Das Bundesverwaltungsgericht in Leipzig hat am 24.April entschieden, dass es bei der Beurteilung der Offenkundigkeit der Funktionslosigkeit einer Festsetzung in einem Bebauungsplan nicht auf die Wahrnehmung eines durchschnittlichen Betrachters ankommt. Diese Feststellung erfolgte im Zusammenhang mit einem Fall aus Berlin-Kreuzberg, in dem ein Kläger einen Bauvorbescheid für den Ausbau des Dachgeschosses eines fünfgeschossigen Altbaus beantragte. Das Baugrundstück befindet sich im Bereich des Baunutzungsplans von 1958/1960, der weiterhin gilt.
Das Bezirksamt lehnte den Antrag ab, und sowohl die Klage als auch die Berufung scheiterten an der Feststellung, dass das geplante Vorhaben die im Bebauungsplan festgelegte Geschossflächenzahl überschreiten würde. Das Oberverwaltungsgericht urteilte ebenfalls, dass die Festsetzung nicht als funktionslos angesehen werden könne und somit keine Ausnahmebewilligung möglich sei.
Das Bundesverwaltungsgericht hob jedoch dieses Urteil auf und verwies die Sache zurück an das Oberverwaltungsgericht. Es stellte klar, dass die Betrachtung der Funktionslosigkeit einer Festsetzung sich grundsätzlich auf das gesamte Plangebiet erstrecken sollte, das von der Gemeinde im Rahmen ihrer Planungshoheit gestaltet wird. In Berlin wäre das der Zuständigkeitsbereich des jeweiligen Bezirks, wobei eine Fokussierung auf kleinere Teilgebiete möglich ist, sofern die Festsetzung speziell dort ihre Wirkung entfalten soll.

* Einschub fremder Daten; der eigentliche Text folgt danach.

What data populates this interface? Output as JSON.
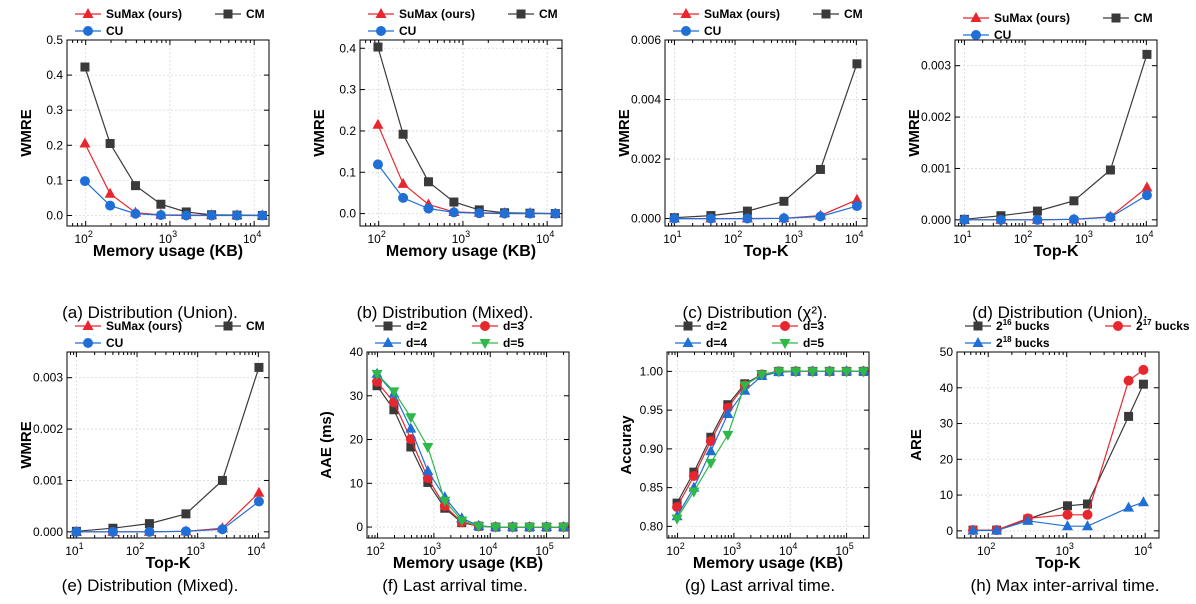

Darüber hinaus kritisierte das Bundesverwaltungsgericht die Annahme des Oberverwaltungsgerichts, dass die Beurteilung der Offenkundigkeit der Funktionslosigkeit aus der Perspektive eines Durchschnittsbetrachters erfolgen könne. Vielmehr sei eine umfassende Prüfung erforderlich, die spezielle Fachkenntnisse verlangt und sowohl die Irreversibilität der tatsächlichen Verhältnisse als auch rechtliche Bewertungen umfasst. Die Offenkundigkeit einer Festsetzung bemisst sich daher nach einer fachkundigen Betrachtungsweise.